Sister Kathleen Wegman SSND, serving as chancellor and director of parish services, helped set the agency’s vision and convene its board of trustees.

Looking back to the same timeframe, Bishop Gaydos recalled being surprised to find out that the largest city in this diocese did not have a Catholic high school.

Parents in Columbia with children in grade school were eager to get a school started right away, but Bishop Gaydos counseled them: “Raising the money to start a high school is the easiest part. Keeping it going is the most difficult.”

Years of preparation and fundraising went into creating Fr. Tolton Regional Catholic High School, which opened in 2011 and draws students from a large radius.

It is named for the Church’s first noticeably Black priest in the United States, who was born in 1854 into a family of enslaved people in what is now part of this diocese.

Planning, inviting and healing

Bishop Gaydos and his advisors worked to develop and implement a diocesan pastoral plan, with emphasis on building up family life; promoting deeper knowledge and understanding of the faith; and creating a more welcoming environment in all parishes for newcomers, immigrants, the marginalized and the inactive.

An intensive, two-year consultation led in 2015 to the reaffirmation of those priorities along with a realignment of the Chancery staff to help it become more collaborative and directly focused on the needs of people in the parishes.

He worked with his vicars general — first Monsignor Michael J. Wilbers, then Monsignor Gregory L. Higley, then Father Joseph S. Corel — to invite and welcome missionary priests from Africa and Asia to serve in this diocese.

“These priests from all these faraway places — their sense of mission and dedication is such a great gift to us,” said Bishop Gaydos. “People whose ancestors first came to know Christ through missionaries from the homelands of many of our ancestors are now here ministering to us.”

The most difficult challenge of Bishop Gaydos’s episcopacy involved coming to terms with and addressing the fact that there were members of the clergy who had sexually abused children who were entrusted to their care.

Priests of the diocese who were deemed to have been credibly accused of sexual abuse of minors in the past were removed from ministry, and new, robust safeguards in keeping with the U.S. Catholic bishops’ Charter for the Protection of Children and Young People were implemented and refined.

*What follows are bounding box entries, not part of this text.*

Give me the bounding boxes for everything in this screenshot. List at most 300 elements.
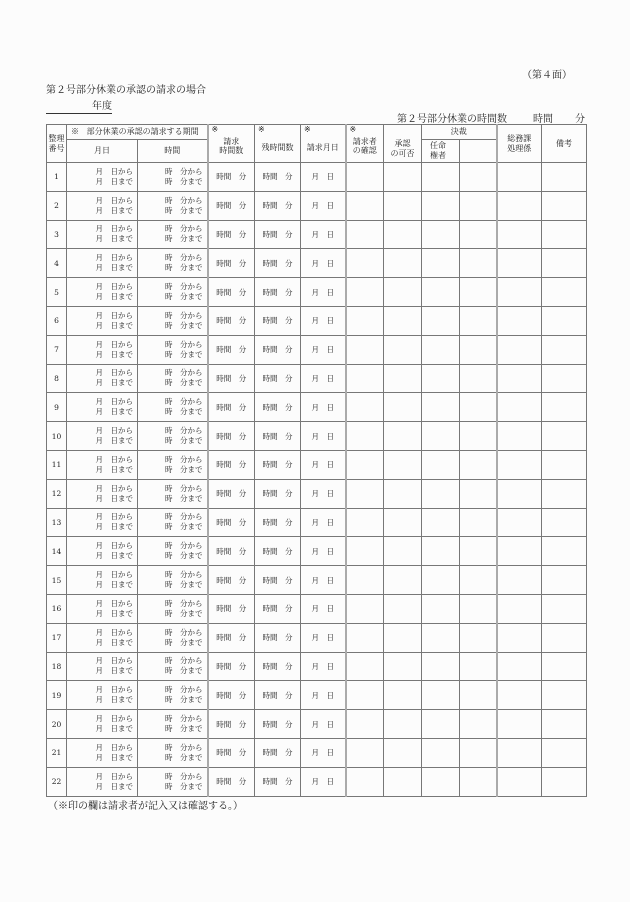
appointer-cell[interactable] xyxy=(422,278,460,307)
remaining-hours-cell[interactable]: 時間 分 xyxy=(255,738,301,767)
period-time-cell[interactable]: 時 分から 時 分まで xyxy=(138,220,208,249)
remarks-cell[interactable] xyxy=(542,681,587,710)
table-row xyxy=(47,710,587,739)
period-date-cell[interactable]: 月 日から 月 日まで xyxy=(67,479,138,508)
requested-hours-cell[interactable]: 時間 分 xyxy=(208,393,255,422)
general-affairs-cell[interactable] xyxy=(497,393,542,422)
remarks-cell[interactable] xyxy=(542,537,587,566)
row-number: 4 xyxy=(47,249,67,278)
general-affairs-cell[interactable] xyxy=(497,681,542,710)
approval-cell[interactable] xyxy=(384,594,422,623)
requester-confirm-cell[interactable] xyxy=(346,537,384,566)
requester-confirm-cell[interactable] xyxy=(346,652,384,681)
appointer-cell[interactable] xyxy=(422,623,460,652)
remarks-cell[interactable] xyxy=(542,594,587,623)
requested-hours-cell[interactable]: 時間 分 xyxy=(208,220,255,249)
period-date-cell[interactable]: 月 日から 月 日まで xyxy=(67,422,138,451)
approval-cell[interactable] xyxy=(384,220,422,249)
remaining-hours-cell[interactable]: 時間 分 xyxy=(255,364,301,393)
appointer-cell[interactable] xyxy=(422,450,460,479)
request-date-cell[interactable]: 月 日 xyxy=(301,623,346,652)
request-date-cell[interactable]: 月 日 xyxy=(301,594,346,623)
request-date-cell[interactable]: 月 日 xyxy=(301,393,346,422)
row-number: 5 xyxy=(47,278,67,307)
requester-confirm-cell[interactable] xyxy=(346,306,384,335)
table-row xyxy=(47,767,587,796)
requested-hours-cell[interactable]: 時間 分 xyxy=(208,710,255,739)
row-number: 15 xyxy=(47,566,67,595)
row-number: 16 xyxy=(47,594,67,623)
appointer-cell[interactable] xyxy=(422,710,460,739)
remaining-hours-cell[interactable]: 時間 分 xyxy=(255,335,301,364)
requested-hours-cell[interactable]: 時間 分 xyxy=(208,306,255,335)
header-request-date: ※ 請求月日 xyxy=(301,125,346,163)
period-date-cell[interactable]: 月 日から 月 日まで xyxy=(67,738,138,767)
decision-blank-cell[interactable] xyxy=(460,335,497,364)
remaining-hours-cell[interactable]: 時間 分 xyxy=(255,393,301,422)
hours-summary xyxy=(397,110,585,125)
requested-hours-cell[interactable]: 時間 分 xyxy=(208,479,255,508)
requester-confirm-cell[interactable] xyxy=(346,479,384,508)
remarks-cell[interactable] xyxy=(542,566,587,595)
decision-blank-cell[interactable] xyxy=(460,364,497,393)
appointer-cell[interactable] xyxy=(422,767,460,796)
approval-cell[interactable] xyxy=(384,306,422,335)
requester-confirm-cell[interactable] xyxy=(346,450,384,479)
decision-blank-cell[interactable] xyxy=(460,163,497,192)
header-requester-confirm: ※ 請求者 の確認 xyxy=(346,125,384,163)
period-time-cell[interactable]: 時 分から 時 分まで xyxy=(138,306,208,335)
period-time-cell[interactable]: 時 分から 時 分まで xyxy=(138,710,208,739)
period-date-cell[interactable]: 月 日から 月 日まで xyxy=(67,537,138,566)
table-row xyxy=(47,220,587,249)
requester-confirm-cell[interactable] xyxy=(346,249,384,278)
row-number: 10 xyxy=(47,422,67,451)
period-time-cell[interactable]: 時 分から 時 分まで xyxy=(138,508,208,537)
general-affairs-cell[interactable] xyxy=(497,249,542,278)
header-approval: 承認 の可否 xyxy=(384,125,422,163)
form-title: 第２号部分休業の承認の請求の場合 xyxy=(46,85,206,96)
period-time-cell[interactable]: 時 分から 時 分まで xyxy=(138,537,208,566)
remarks-cell[interactable] xyxy=(542,623,587,652)
requester-confirm-cell[interactable] xyxy=(346,594,384,623)
appointer-cell[interactable] xyxy=(422,249,460,278)
row-number: 9 xyxy=(47,393,67,422)
decision-blank-cell[interactable] xyxy=(460,537,497,566)
fiscal-year-field[interactable] xyxy=(46,97,112,114)
approval-cell[interactable] xyxy=(384,163,422,192)
general-affairs-cell[interactable] xyxy=(497,623,542,652)
table-row xyxy=(47,681,587,710)
remarks-cell[interactable] xyxy=(542,278,587,307)
appointer-cell[interactable] xyxy=(422,306,460,335)
decision-blank-cell[interactable] xyxy=(460,681,497,710)
approval-cell[interactable] xyxy=(384,278,422,307)
requester-confirm-cell[interactable] xyxy=(346,422,384,451)
period-date-cell[interactable]: 月 日から 月 日まで xyxy=(67,249,138,278)
table-row xyxy=(47,278,587,307)
remaining-hours-cell[interactable]: 時間 分 xyxy=(255,652,301,681)
general-affairs-cell[interactable] xyxy=(497,767,542,796)
request-date-cell[interactable]: 月 日 xyxy=(301,163,346,192)
table-row xyxy=(47,508,587,537)
row-number: 11 xyxy=(47,450,67,479)
period-time-cell[interactable]: 時 分から 時 分まで xyxy=(138,479,208,508)
remaining-hours-cell[interactable]: 時間 分 xyxy=(255,479,301,508)
period-time-cell[interactable]: 時 分から 時 分まで xyxy=(138,738,208,767)
appointer-cell[interactable] xyxy=(422,594,460,623)
period-time-cell[interactable]: 時 分から 時 分まで xyxy=(138,623,208,652)
requested-hours-cell[interactable]: 時間 分 xyxy=(208,364,255,393)
request-date-cell[interactable]: 月 日 xyxy=(301,710,346,739)
approval-cell[interactable] xyxy=(384,335,422,364)
appointer-cell[interactable] xyxy=(422,566,460,595)
decision-blank-cell[interactable] xyxy=(460,710,497,739)
decision-blank-cell[interactable] xyxy=(460,422,497,451)
table-row xyxy=(47,335,587,364)
approval-cell[interactable] xyxy=(384,681,422,710)
requested-hours-cell[interactable]: 時間 分 xyxy=(208,767,255,796)
header-appointer: 任命 権者 xyxy=(422,140,460,163)
appointer-cell[interactable] xyxy=(422,163,460,192)
hours-summary-hours-unit: 時間 xyxy=(533,114,553,125)
approval-cell[interactable] xyxy=(384,566,422,595)
remaining-hours-cell[interactable]: 時間 分 xyxy=(255,623,301,652)
general-affairs-cell[interactable] xyxy=(497,422,542,451)
table-row xyxy=(47,306,587,335)
remaining-hours-cell[interactable]: 時間 分 xyxy=(255,278,301,307)
decision-blank-cell[interactable] xyxy=(460,306,497,335)
table-row xyxy=(47,163,587,192)
appointer-cell[interactable] xyxy=(422,738,460,767)
decision-blank-cell[interactable] xyxy=(460,393,497,422)
general-affairs-cell[interactable] xyxy=(497,594,542,623)
appointer-cell[interactable] xyxy=(422,537,460,566)
appointer-cell[interactable] xyxy=(422,220,460,249)
request-date-cell[interactable]: 月 日 xyxy=(301,508,346,537)
table-row xyxy=(47,364,587,393)
row-number: 8 xyxy=(47,364,67,393)
period-date-cell[interactable]: 月 日から 月 日まで xyxy=(67,335,138,364)
table-row xyxy=(47,450,587,479)
period-date-cell[interactable]: 月 日から 月 日まで xyxy=(67,681,138,710)
remaining-hours-cell[interactable]: 時間 分 xyxy=(255,508,301,537)
decision-blank-cell[interactable] xyxy=(460,220,497,249)
period-time-cell[interactable]: 時 分から 時 分まで xyxy=(138,594,208,623)
page-number-label: （第４面） xyxy=(522,70,572,81)
approval-cell[interactable] xyxy=(384,393,422,422)
decision-blank-cell[interactable] xyxy=(460,594,497,623)
requester-confirm-cell[interactable] xyxy=(346,566,384,595)
approval-cell[interactable] xyxy=(384,364,422,393)
requested-hours-cell[interactable]: 時間 分 xyxy=(208,163,255,192)
remarks-cell[interactable] xyxy=(542,767,587,796)
approval-cell[interactable] xyxy=(384,623,422,652)
general-affairs-cell[interactable] xyxy=(497,278,542,307)
remaining-hours-cell[interactable]: 時間 分 xyxy=(255,710,301,739)
period-time-cell[interactable]: 時 分から 時 分まで xyxy=(138,249,208,278)
approval-cell[interactable] xyxy=(384,479,422,508)
remarks-cell[interactable] xyxy=(542,450,587,479)
period-date-cell[interactable]: 月 日から 月 日まで xyxy=(67,767,138,796)
period-time-cell[interactable]: 時 分から 時 分まで xyxy=(138,163,208,192)
remaining-hours-cell[interactable]: 時間 分 xyxy=(255,306,301,335)
remarks-cell[interactable] xyxy=(542,364,587,393)
period-date-cell[interactable]: 月 日から 月 日まで xyxy=(67,220,138,249)
decision-blank-cell[interactable] xyxy=(460,479,497,508)
row-number: 18 xyxy=(47,652,67,681)
row-number: 6 xyxy=(47,306,67,335)
approval-cell[interactable] xyxy=(384,508,422,537)
request-date-cell[interactable]: 月 日 xyxy=(301,479,346,508)
requester-confirm-cell[interactable] xyxy=(346,710,384,739)
requester-confirm-cell[interactable] xyxy=(346,278,384,307)
period-date-cell[interactable]: 月 日から 月 日まで xyxy=(67,710,138,739)
header-seq-no: 整理 番号 xyxy=(47,125,67,163)
row-number: 14 xyxy=(47,537,67,566)
remaining-hours-cell[interactable]: 時間 分 xyxy=(255,450,301,479)
period-time-cell[interactable]: 時 分から 時 分まで xyxy=(138,364,208,393)
requester-confirm-cell[interactable] xyxy=(346,364,384,393)
period-date-cell[interactable]: 月 日から 月 日まで xyxy=(67,623,138,652)
header-date: 月日 xyxy=(67,140,138,163)
request-date-cell[interactable]: 月 日 xyxy=(301,537,346,566)
period-date-cell[interactable]: 月 日から 月 日まで xyxy=(67,393,138,422)
decision-blank-cell[interactable] xyxy=(460,249,497,278)
remaining-hours-cell[interactable]: 時間 分 xyxy=(255,163,301,192)
header-decision: 決裁 xyxy=(422,125,497,140)
appointer-cell[interactable] xyxy=(422,364,460,393)
remarks-cell[interactable] xyxy=(542,652,587,681)
remarks-cell[interactable] xyxy=(542,422,587,451)
table-row xyxy=(47,566,587,595)
period-time-cell[interactable]: 時 分から 時 分まで xyxy=(138,278,208,307)
requested-hours-cell[interactable]: 時間 分 xyxy=(208,566,255,595)
approval-cell[interactable] xyxy=(384,710,422,739)
general-affairs-cell[interactable] xyxy=(497,191,542,220)
general-affairs-cell[interactable] xyxy=(497,220,542,249)
approval-cell[interactable] xyxy=(384,537,422,566)
appointer-cell[interactable] xyxy=(422,652,460,681)
request-date-cell[interactable]: 月 日 xyxy=(301,278,346,307)
general-affairs-cell[interactable] xyxy=(497,364,542,393)
request-date-cell[interactable]: 月 日 xyxy=(301,767,346,796)
period-time-cell[interactable]: 時 分から 時 分まで xyxy=(138,393,208,422)
requested-hours-cell[interactable]: 時間 分 xyxy=(208,249,255,278)
fiscal-year-label: 年度 xyxy=(92,101,112,112)
requested-hours-cell[interactable]: 時間 分 xyxy=(208,681,255,710)
period-date-cell[interactable]: 月 日から 月 日まで xyxy=(67,306,138,335)
period-time-cell[interactable]: 時 分から 時 分まで xyxy=(138,335,208,364)
requester-confirm-cell[interactable] xyxy=(346,393,384,422)
remarks-cell[interactable] xyxy=(542,249,587,278)
approval-cell[interactable] xyxy=(384,652,422,681)
requested-hours-cell[interactable]: 時間 分 xyxy=(208,508,255,537)
approval-cell[interactable] xyxy=(384,767,422,796)
period-time-cell[interactable]: 時 分から 時 分まで xyxy=(138,450,208,479)
hours-summary-label: 第２号部分休業の時間数 xyxy=(397,114,507,125)
decision-blank-cell[interactable] xyxy=(460,767,497,796)
remaining-hours-cell[interactable]: 時間 分 xyxy=(255,566,301,595)
requester-confirm-cell[interactable] xyxy=(346,191,384,220)
table-row xyxy=(47,479,587,508)
table-row xyxy=(47,738,587,767)
decision-blank-cell[interactable] xyxy=(460,566,497,595)
requested-hours-cell[interactable]: 時間 分 xyxy=(208,623,255,652)
remaining-hours-cell[interactable]: 時間 分 xyxy=(255,594,301,623)
remarks-cell[interactable] xyxy=(542,335,587,364)
approval-cell[interactable] xyxy=(384,191,422,220)
requested-hours-cell[interactable]: 時間 分 xyxy=(208,537,255,566)
table-row xyxy=(47,623,587,652)
appointer-cell[interactable] xyxy=(422,681,460,710)
approval-cell[interactable] xyxy=(384,450,422,479)
request-date-cell[interactable]: 月 日 xyxy=(301,335,346,364)
requester-confirm-cell[interactable] xyxy=(346,163,384,192)
period-time-cell[interactable]: 時 分から 時 分まで xyxy=(138,767,208,796)
remarks-cell[interactable] xyxy=(542,393,587,422)
approval-cell[interactable] xyxy=(384,249,422,278)
header-remaining-hours: ※ 残時間数 xyxy=(255,125,301,163)
remaining-hours-cell[interactable]: 時間 分 xyxy=(255,422,301,451)
period-time-cell[interactable]: 時 分から 時 分まで xyxy=(138,191,208,220)
period-date-cell[interactable]: 月 日から 月 日まで xyxy=(67,652,138,681)
general-affairs-cell[interactable] xyxy=(497,566,542,595)
request-date-cell[interactable]: 月 日 xyxy=(301,191,346,220)
requested-hours-cell[interactable]: 時間 分 xyxy=(208,191,255,220)
period-time-cell[interactable]: 時 分から 時 分まで xyxy=(138,652,208,681)
period-time-cell[interactable]: 時 分から 時 分まで xyxy=(138,422,208,451)
appointer-cell[interactable] xyxy=(422,335,460,364)
request-date-cell[interactable]: 月 日 xyxy=(301,738,346,767)
header-period: ※ 部分休業の承認の請求する期間 xyxy=(67,125,208,140)
table-row xyxy=(47,422,587,451)
period-date-cell[interactable]: 月 日から 月 日まで xyxy=(67,566,138,595)
period-date-cell[interactable]: 月 日から 月 日まで xyxy=(67,163,138,192)
period-time-cell[interactable]: 時 分から 時 分まで xyxy=(138,681,208,710)
appointer-cell[interactable] xyxy=(422,393,460,422)
request-date-cell[interactable]: 月 日 xyxy=(301,364,346,393)
remaining-hours-cell[interactable]: 時間 分 xyxy=(255,537,301,566)
requester-confirm-cell[interactable] xyxy=(346,508,384,537)
request-date-cell[interactable]: 月 日 xyxy=(301,306,346,335)
period-date-cell[interactable]: 月 日から 月 日まで xyxy=(67,364,138,393)
row-number: 12 xyxy=(47,479,67,508)
general-affairs-cell[interactable] xyxy=(497,508,542,537)
decision-blank-cell[interactable] xyxy=(460,652,497,681)
requester-confirm-cell[interactable] xyxy=(346,220,384,249)
requester-confirm-cell[interactable] xyxy=(346,335,384,364)
row-number: 2 xyxy=(47,191,67,220)
decision-blank-cell[interactable] xyxy=(460,508,497,537)
general-affairs-cell[interactable] xyxy=(497,710,542,739)
table-row xyxy=(47,191,587,220)
period-date-cell[interactable]: 月 日から 月 日まで xyxy=(67,594,138,623)
remarks-cell[interactable] xyxy=(542,220,587,249)
remarks-cell[interactable] xyxy=(542,163,587,192)
appointer-cell[interactable] xyxy=(422,191,460,220)
header-time: 時間 xyxy=(138,140,208,163)
general-affairs-cell[interactable] xyxy=(497,163,542,192)
decision-blank-cell[interactable] xyxy=(460,738,497,767)
table-row xyxy=(47,652,587,681)
general-affairs-cell[interactable] xyxy=(497,652,542,681)
request-date-cell[interactable]: 月 日 xyxy=(301,566,346,595)
requester-confirm-cell[interactable] xyxy=(346,767,384,796)
request-date-cell[interactable]: 月 日 xyxy=(301,450,346,479)
row-number: 22 xyxy=(47,767,67,796)
period-time-cell[interactable]: 時 分から 時 分まで xyxy=(138,566,208,595)
remarks-cell[interactable] xyxy=(542,306,587,335)
period-date-cell[interactable]: 月 日から 月 日まで xyxy=(67,278,138,307)
request-date-cell[interactable]: 月 日 xyxy=(301,220,346,249)
general-affairs-cell[interactable] xyxy=(497,306,542,335)
row-number: 3 xyxy=(47,220,67,249)
general-affairs-cell[interactable] xyxy=(497,738,542,767)
requested-hours-cell[interactable]: 時間 分 xyxy=(208,422,255,451)
appointer-cell[interactable] xyxy=(422,422,460,451)
general-affairs-cell[interactable] xyxy=(497,450,542,479)
general-affairs-cell[interactable] xyxy=(497,335,542,364)
requested-hours-cell[interactable]: 時間 分 xyxy=(208,335,255,364)
requested-hours-cell[interactable]: 時間 分 xyxy=(208,738,255,767)
approval-cell[interactable] xyxy=(384,422,422,451)
remarks-cell[interactable] xyxy=(542,508,587,537)
row-number: 1 xyxy=(47,163,67,192)
remaining-hours-cell[interactable]: 時間 分 xyxy=(255,767,301,796)
remaining-hours-cell[interactable]: 時間 分 xyxy=(255,220,301,249)
remarks-cell[interactable] xyxy=(542,479,587,508)
row-number: 7 xyxy=(47,335,67,364)
footnote: （※印の欄は請求者が記入又は確認する。） xyxy=(48,801,243,812)
period-date-cell[interactable]: 月 日から 月 日まで xyxy=(67,191,138,220)
remaining-hours-cell[interactable]: 時間 分 xyxy=(255,249,301,278)
period-date-cell[interactable]: 月 日から 月 日まで xyxy=(67,450,138,479)
appointer-cell[interactable] xyxy=(422,479,460,508)
request-date-cell[interactable]: 月 日 xyxy=(301,249,346,278)
decision-blank-cell[interactable] xyxy=(460,191,497,220)
period-date-cell[interactable]: 月 日から 月 日まで xyxy=(67,508,138,537)
requester-confirm-cell[interactable] xyxy=(346,681,384,710)
general-affairs-cell[interactable] xyxy=(497,479,542,508)
general-affairs-cell[interactable] xyxy=(497,537,542,566)
requested-hours-cell[interactable]: 時間 分 xyxy=(208,278,255,307)
table-row xyxy=(47,537,587,566)
decision-blank-cell[interactable] xyxy=(460,623,497,652)
remaining-hours-cell[interactable]: 時間 分 xyxy=(255,681,301,710)
table-row xyxy=(47,594,587,623)
row-number: 17 xyxy=(47,623,67,652)
requester-confirm-cell[interactable] xyxy=(346,738,384,767)
request-date-cell[interactable]: 月 日 xyxy=(301,652,346,681)
request-date-cell[interactable]: 月 日 xyxy=(301,681,346,710)
approval-cell[interactable] xyxy=(384,738,422,767)
requested-hours-cell[interactable]: 時間 分 xyxy=(208,450,255,479)
requester-confirm-cell[interactable] xyxy=(346,623,384,652)
request-date-cell[interactable]: 月 日 xyxy=(301,422,346,451)
remarks-cell[interactable] xyxy=(542,710,587,739)
appointer-cell[interactable] xyxy=(422,508,460,537)
remarks-cell[interactable] xyxy=(542,738,587,767)
header-remarks: 備考 xyxy=(542,125,587,163)
decision-blank-cell[interactable] xyxy=(460,278,497,307)
requested-hours-cell[interactable]: 時間 分 xyxy=(208,594,255,623)
remarks-cell[interactable] xyxy=(542,191,587,220)
remaining-hours-cell[interactable]: 時間 分 xyxy=(255,191,301,220)
header-requested-hours: ※ 請求 時間数 xyxy=(208,125,255,163)
decision-blank-cell[interactable] xyxy=(460,450,497,479)
requested-hours-cell[interactable]: 時間 分 xyxy=(208,652,255,681)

It was a heart-wrenching process for everyone involved.

“If there’s one thing that kept me sane through all of this, it’s the fact that Jesus promised that the gates of hell would not prevail against His Church,” said Bishop Gaydos. “The Church is the Body of Jesus, risen from the dead! It may be wounded, but it will be healed.”

“Awesome adventure”

In retirement, Bishop Gaydos resides in the Cathedral of St. Joseph Rectory, devoting much of his time to prayer and contemplation and offering daily Mass for the people of this diocese, living and deceased.

“I have much more time for just being with the Lord,” he noted.

He is confident that the Body of Christ will weather and eventually prevail over such setbacks and challenges as the COVID-19 pandemic.

“One way or another, the work of the Church is going to continue,” he said. “It’s going to grow, and we’re going to continue to remember the death and resurrection of Jesus and make that a present reality, until the end of time,” he said.

As the third bishop of Jefferson City to celebrate both his 50th priestly anniversary and his 25th episcopal anniversary here, he insisted that “God’s plan for us is infinitely much more wonderful than anything we can think of or plan for ourselves.”

“Everywhere along the way, starting with Fr. Bruckerhoff saying, ‘John what would you think about taking the entrance exam for the seminary?’ — up through Archbishop Rigali telling me, ‘Pope John Paul is sending you as the next bishop of Jefferson City’ — up to the ability to accept into my heart and the heart of this diocese my successor — it’s all been much more fascinating, much more wonderful than anything I could dream up,” he said.

“It’s been an awesome adventure,” Bishop Gaydos stated. “I’m very grateful to have had, so far, these 25 years and counting as a successor of the Apostles in the midst of the people of this diocese.”